Doch es gibt alternative Erklärungen für die Entwicklung der Monogamie. So vermuten manche Forscher, in polygamen Gemeinschaften sei Kindsmord verbreiteter gewesen. Auf Dauer seien monogame Gesellschaften daher stabiler und brächten mehr Nachkommen hervor. Zudem gibt es die sogenannte Jäger-These: Danach hat sich die Paarbindung vor allem dadurch entwickelt, dass jagende Männer die Frau und gemeinsame Nachkommen verlässlich versorgen konnten. Hawkes hält dagegen: "Die Antwort, warum Mütter schneller weitere Babys bekommen können, ist nicht Daddy, der den Schinken nach Hause bringt, sondern Oma, die beim Füttern der abgestillten Kinder hilft."

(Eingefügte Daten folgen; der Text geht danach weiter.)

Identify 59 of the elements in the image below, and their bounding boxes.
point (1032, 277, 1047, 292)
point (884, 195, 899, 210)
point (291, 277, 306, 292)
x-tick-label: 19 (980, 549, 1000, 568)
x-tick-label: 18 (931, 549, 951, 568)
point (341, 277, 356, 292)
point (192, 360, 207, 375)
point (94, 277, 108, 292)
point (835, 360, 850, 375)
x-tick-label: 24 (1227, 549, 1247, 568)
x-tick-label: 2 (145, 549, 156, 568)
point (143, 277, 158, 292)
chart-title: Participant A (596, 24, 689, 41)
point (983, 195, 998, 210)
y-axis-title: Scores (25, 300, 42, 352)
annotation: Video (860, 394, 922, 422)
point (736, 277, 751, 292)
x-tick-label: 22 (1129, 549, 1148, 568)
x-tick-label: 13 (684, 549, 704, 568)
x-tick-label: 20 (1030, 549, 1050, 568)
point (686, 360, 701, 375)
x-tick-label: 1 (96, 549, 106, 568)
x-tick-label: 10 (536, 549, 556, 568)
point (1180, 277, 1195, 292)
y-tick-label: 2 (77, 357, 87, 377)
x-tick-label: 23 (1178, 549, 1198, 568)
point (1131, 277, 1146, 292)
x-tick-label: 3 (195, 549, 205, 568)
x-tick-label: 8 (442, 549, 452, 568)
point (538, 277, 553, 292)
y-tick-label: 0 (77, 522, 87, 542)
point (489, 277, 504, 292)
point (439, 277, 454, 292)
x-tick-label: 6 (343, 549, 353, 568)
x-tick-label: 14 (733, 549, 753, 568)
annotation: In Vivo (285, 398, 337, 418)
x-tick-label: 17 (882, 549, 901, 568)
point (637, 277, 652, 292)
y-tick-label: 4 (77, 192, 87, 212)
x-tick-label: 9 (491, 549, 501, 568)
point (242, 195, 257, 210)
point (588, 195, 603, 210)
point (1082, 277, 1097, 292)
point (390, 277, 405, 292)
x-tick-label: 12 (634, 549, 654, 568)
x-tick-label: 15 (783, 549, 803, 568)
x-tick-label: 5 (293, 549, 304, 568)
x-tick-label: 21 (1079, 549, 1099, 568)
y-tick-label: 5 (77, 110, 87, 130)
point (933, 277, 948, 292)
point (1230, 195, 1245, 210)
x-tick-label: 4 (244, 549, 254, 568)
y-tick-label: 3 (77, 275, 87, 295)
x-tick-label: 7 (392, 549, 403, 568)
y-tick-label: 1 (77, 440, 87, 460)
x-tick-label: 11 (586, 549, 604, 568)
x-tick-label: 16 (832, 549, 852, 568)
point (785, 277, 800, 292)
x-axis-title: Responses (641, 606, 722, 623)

Feldforschungen in Tansania unterstützen die Oma-Hypothese

Mit der neuen Analyse stützt Hawkes ihre bereits seit Jahren diskutierte Großmutter-Hypothese. Sie liefert eine evolutionäre Erklärung dafür, warum Frauen noch so lange leben, wenn sie nicht mehr fruchtbar sind.

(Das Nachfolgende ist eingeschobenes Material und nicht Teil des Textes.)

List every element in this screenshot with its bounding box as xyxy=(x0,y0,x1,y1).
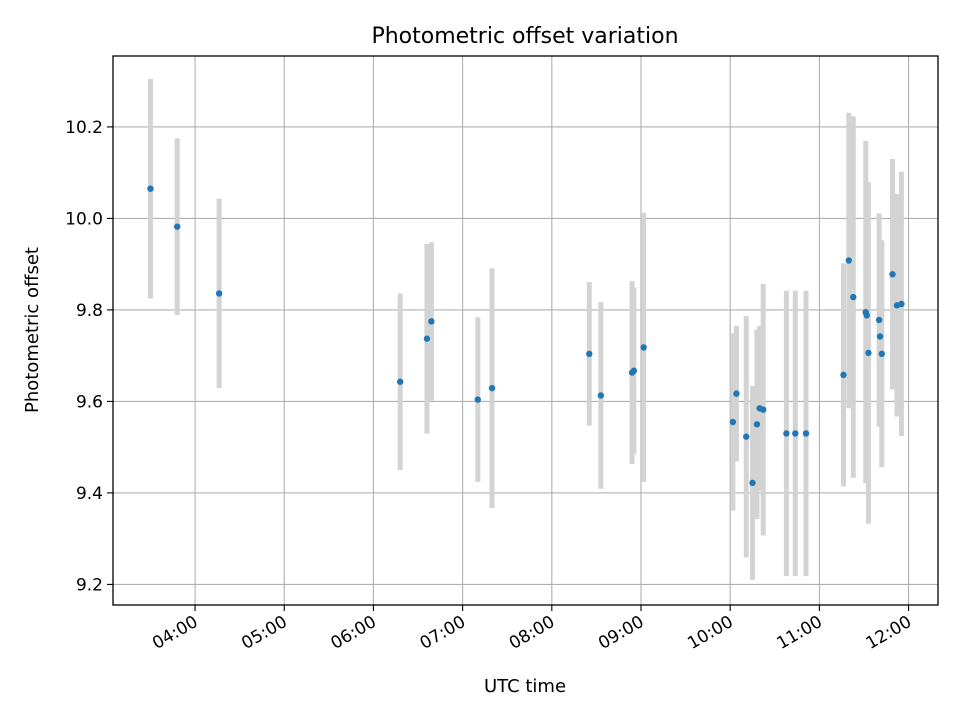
data-point xyxy=(840,371,847,379)
data-point xyxy=(733,390,740,397)
plot-frame xyxy=(112,55,939,606)
x-axis-label: UTC time xyxy=(484,676,566,697)
data-point xyxy=(743,433,750,440)
data-point xyxy=(898,300,905,308)
y-tick-label: 9.2 xyxy=(76,575,103,595)
data-point xyxy=(759,406,767,413)
data-point xyxy=(865,349,872,357)
data-point xyxy=(215,290,223,297)
data-point xyxy=(174,223,181,230)
y-tick-label: 10.0 xyxy=(65,209,103,229)
data-point xyxy=(597,392,605,399)
data-point xyxy=(749,479,756,487)
data-point xyxy=(875,316,883,324)
data-point xyxy=(802,430,810,437)
data-point xyxy=(878,350,886,358)
data-point xyxy=(396,378,404,385)
y-tick-label: 9.8 xyxy=(76,301,103,321)
data-point xyxy=(792,430,799,437)
y-tick-label: 9.6 xyxy=(76,392,103,412)
data-point xyxy=(753,421,761,428)
data-point xyxy=(586,350,593,358)
y-axis-label: Photometric offset xyxy=(22,247,43,413)
data-points xyxy=(147,185,905,487)
data-point xyxy=(876,333,884,340)
y-axis-ticks: 9.2 9.4 9.6 9.8 10.0 10.2 xyxy=(65,118,113,595)
grid xyxy=(113,56,938,605)
data-point xyxy=(428,318,435,325)
data-point xyxy=(488,384,496,392)
data-point xyxy=(640,344,647,351)
y-tick-label: 10.2 xyxy=(65,118,103,138)
data-point xyxy=(147,185,154,192)
data-point xyxy=(474,396,481,403)
data-point xyxy=(845,257,853,264)
data-point xyxy=(630,367,638,374)
data-point xyxy=(850,293,857,301)
data-point xyxy=(863,312,870,319)
data-point xyxy=(783,430,790,437)
data-point xyxy=(423,335,431,342)
chart-title: Photometric offset variation xyxy=(371,24,678,49)
y-tick-label: 9.4 xyxy=(76,484,103,504)
data-point xyxy=(729,418,737,426)
data-point xyxy=(889,271,896,278)
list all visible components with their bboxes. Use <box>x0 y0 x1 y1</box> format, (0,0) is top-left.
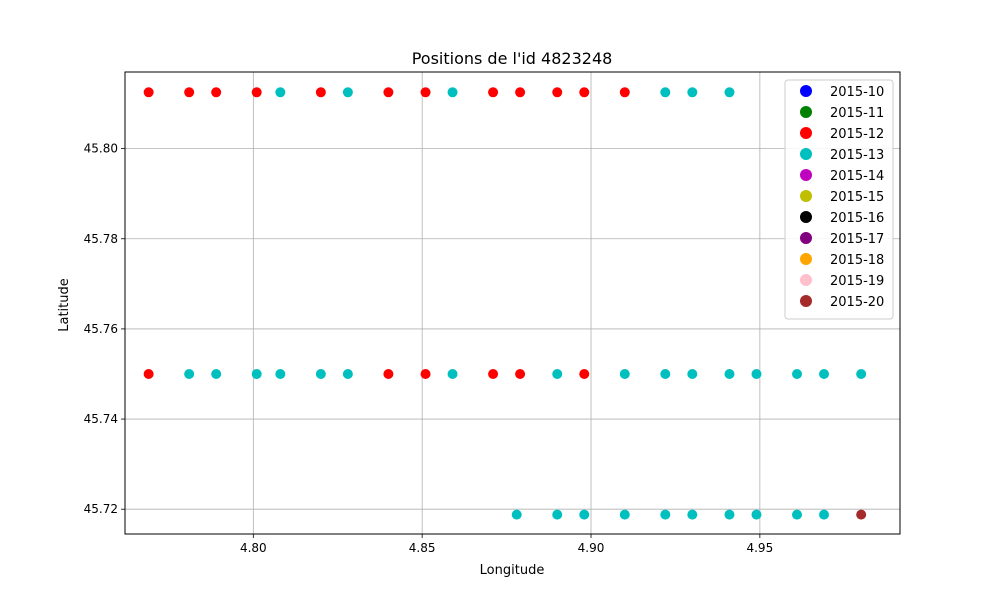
x-axis-label: Longitude <box>480 563 545 578</box>
data-point <box>724 87 735 98</box>
data-point <box>819 509 830 520</box>
data-point <box>619 368 630 379</box>
data-point <box>488 87 499 98</box>
data-point <box>619 509 630 520</box>
legend-label: 2015-12 <box>830 127 884 142</box>
data-point <box>275 87 286 98</box>
data-point <box>751 509 762 520</box>
y-axis-ticks: 45.72 45.74 45.76 45.78 45.80 <box>84 142 125 516</box>
legend-marker <box>800 295 812 307</box>
data-point <box>660 87 671 98</box>
x-axis-ticks: 4.80 4.85 4.90 4.95 <box>240 534 773 555</box>
data-point <box>511 509 522 520</box>
data-point <box>251 87 262 98</box>
data-point <box>342 87 353 98</box>
legend-marker <box>800 190 812 202</box>
data-point <box>143 368 154 379</box>
legend-marker <box>800 253 812 265</box>
data-point <box>315 368 326 379</box>
data-point <box>660 368 671 379</box>
data-point <box>552 509 563 520</box>
y-axis-label: Latitude <box>57 278 72 332</box>
data-point <box>819 368 830 379</box>
data-point <box>251 368 262 379</box>
legend-label: 2015-13 <box>830 148 884 163</box>
data-point <box>687 368 698 379</box>
y-tick-label: 45.74 <box>84 412 118 426</box>
data-point <box>211 368 222 379</box>
legend: 2015-10 2015-11 2015-12 2015-13 2015-14 2015-… <box>784 79 894 320</box>
legend-label: 2015-11 <box>830 106 884 121</box>
data-point <box>687 509 698 520</box>
data-point <box>619 87 630 98</box>
data-point <box>184 368 195 379</box>
legend-marker <box>800 148 812 160</box>
y-tick-label: 45.78 <box>84 232 118 246</box>
data-point <box>552 87 563 98</box>
data-point <box>579 509 590 520</box>
plot-frame <box>124 71 901 535</box>
x-tick-label: 4.85 <box>409 541 436 555</box>
data-point <box>447 87 458 98</box>
legend-label: 2015-10 <box>830 85 884 100</box>
legend-label: 2015-14 <box>830 169 884 184</box>
data-point <box>579 87 590 98</box>
data-point <box>515 87 526 98</box>
data-point <box>143 87 154 98</box>
data-point <box>275 368 286 379</box>
legend-label: 2015-18 <box>830 253 884 268</box>
legend-marker <box>800 232 812 244</box>
x-tick-label: 4.95 <box>746 541 773 555</box>
data-point <box>724 368 735 379</box>
data-points <box>143 87 867 520</box>
legend-marker <box>800 211 812 223</box>
legend-marker <box>800 85 812 97</box>
data-point <box>552 368 563 379</box>
legend-marker <box>800 106 812 118</box>
data-point <box>383 87 394 98</box>
x-tick-label: 4.90 <box>578 541 605 555</box>
legend-marker <box>800 274 812 286</box>
legend-label: 2015-17 <box>830 232 884 247</box>
data-point <box>660 509 671 520</box>
data-point <box>856 509 867 520</box>
grid-lines <box>125 72 900 534</box>
legend-label: 2015-15 <box>830 190 884 205</box>
data-point <box>792 509 803 520</box>
data-point <box>342 368 353 379</box>
y-tick-label: 45.76 <box>84 322 118 336</box>
data-point <box>383 368 394 379</box>
y-tick-label: 45.72 <box>84 502 118 516</box>
legend-marker <box>800 127 812 139</box>
data-point <box>687 87 698 98</box>
y-tick-label: 45.80 <box>84 142 118 156</box>
data-point <box>579 368 590 379</box>
data-point <box>420 87 431 98</box>
data-point <box>724 509 735 520</box>
legend-label: 2015-16 <box>830 211 884 226</box>
legend-label: 2015-19 <box>830 274 884 289</box>
data-point <box>420 368 431 379</box>
data-point <box>856 368 867 379</box>
legend-label: 2015-20 <box>830 295 884 310</box>
data-point <box>515 368 526 379</box>
data-point <box>447 368 458 379</box>
legend-marker <box>800 169 812 181</box>
data-point <box>211 87 222 98</box>
x-tick-label: 4.80 <box>240 541 267 555</box>
legend-box <box>784 79 894 320</box>
data-point <box>315 87 326 98</box>
chart-title: Positions de l'id 4823248 <box>412 49 613 68</box>
data-point <box>488 368 499 379</box>
data-point <box>184 87 195 98</box>
data-point <box>792 368 803 379</box>
data-point <box>751 368 762 379</box>
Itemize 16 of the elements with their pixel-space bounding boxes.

Ihre These hatten Hawkes und ihre Kollegen nach Feldforschungen vor fast 20 Jahren beim Volk der Hadza im Norden Tansanias entwickelt. Die Hadza lebten als Jäger und Sammler, die Omas halfen tatkräftig mit, die bereits abgestillten Kleinkinder mit ausgegrabenen Wurzeln und Knollen zu ernähren. Die Kinder konnten noch nicht selbst nach Nahrung graben, ihre Mütter hatten aber oft schon einen neuen Säugling an der Brust.

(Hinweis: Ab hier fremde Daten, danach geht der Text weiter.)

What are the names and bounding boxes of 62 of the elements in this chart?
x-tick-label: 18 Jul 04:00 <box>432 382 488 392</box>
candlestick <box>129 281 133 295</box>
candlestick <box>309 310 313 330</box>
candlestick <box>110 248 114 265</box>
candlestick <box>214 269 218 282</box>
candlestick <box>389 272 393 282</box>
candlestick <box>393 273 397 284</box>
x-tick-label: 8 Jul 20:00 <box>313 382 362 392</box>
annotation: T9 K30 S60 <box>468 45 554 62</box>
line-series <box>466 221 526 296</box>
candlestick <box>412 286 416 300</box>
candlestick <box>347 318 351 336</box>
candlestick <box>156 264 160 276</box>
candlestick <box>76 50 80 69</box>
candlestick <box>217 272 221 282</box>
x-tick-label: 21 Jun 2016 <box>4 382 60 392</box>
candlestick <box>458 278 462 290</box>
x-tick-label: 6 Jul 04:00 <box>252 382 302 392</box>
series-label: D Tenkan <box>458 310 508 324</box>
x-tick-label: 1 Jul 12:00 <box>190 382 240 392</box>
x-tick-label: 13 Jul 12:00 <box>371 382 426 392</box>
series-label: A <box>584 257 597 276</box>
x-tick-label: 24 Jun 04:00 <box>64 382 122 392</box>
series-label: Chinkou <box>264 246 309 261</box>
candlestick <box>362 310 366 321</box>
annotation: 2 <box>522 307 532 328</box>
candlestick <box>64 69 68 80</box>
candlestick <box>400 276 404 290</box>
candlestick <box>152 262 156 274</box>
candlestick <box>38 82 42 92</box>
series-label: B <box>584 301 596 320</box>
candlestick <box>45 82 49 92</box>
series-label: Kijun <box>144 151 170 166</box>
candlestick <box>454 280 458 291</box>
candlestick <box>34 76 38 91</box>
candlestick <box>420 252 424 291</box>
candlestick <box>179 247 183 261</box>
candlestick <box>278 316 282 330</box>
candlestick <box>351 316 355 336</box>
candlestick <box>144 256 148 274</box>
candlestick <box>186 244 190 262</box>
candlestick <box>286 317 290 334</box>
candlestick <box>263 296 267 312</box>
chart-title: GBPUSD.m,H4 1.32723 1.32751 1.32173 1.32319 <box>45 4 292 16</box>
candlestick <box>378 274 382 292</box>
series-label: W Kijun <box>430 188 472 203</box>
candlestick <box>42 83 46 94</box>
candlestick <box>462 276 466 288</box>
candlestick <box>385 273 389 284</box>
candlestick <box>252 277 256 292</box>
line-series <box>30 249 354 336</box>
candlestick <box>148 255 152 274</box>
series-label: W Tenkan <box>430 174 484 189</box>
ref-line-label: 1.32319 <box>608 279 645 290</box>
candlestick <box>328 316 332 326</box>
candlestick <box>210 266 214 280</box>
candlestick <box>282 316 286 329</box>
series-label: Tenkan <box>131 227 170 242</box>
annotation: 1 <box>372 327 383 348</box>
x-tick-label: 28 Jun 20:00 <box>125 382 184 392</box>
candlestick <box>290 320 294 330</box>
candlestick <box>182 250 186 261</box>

In einer weiteren Studie von 2012 verglich Hawkes in Hochrechnungen den Großmutter-Effekt der Hadzas mit den Lebensspannen großer Menschenaffen. Bei diesen Primaten sterben die weiblichen Mitglieder der Gruppe meist schon wenige Jahre nach Ende ihrer Fortpflanzungsfähigkeit. Die menschliche Lebensspanne hingegen habe sich im Verlauf von nur 24 000 bis 60 000 Jahren um 25 bis 49 Lebensjahre verlängert, so die Forscherin. Der Grund liegt für sie auf der Hand: "Länger lebende Großmütter helfen mehr." Ein Großvater-Effekt wurde jedoch bisher nicht ausfindig gemacht.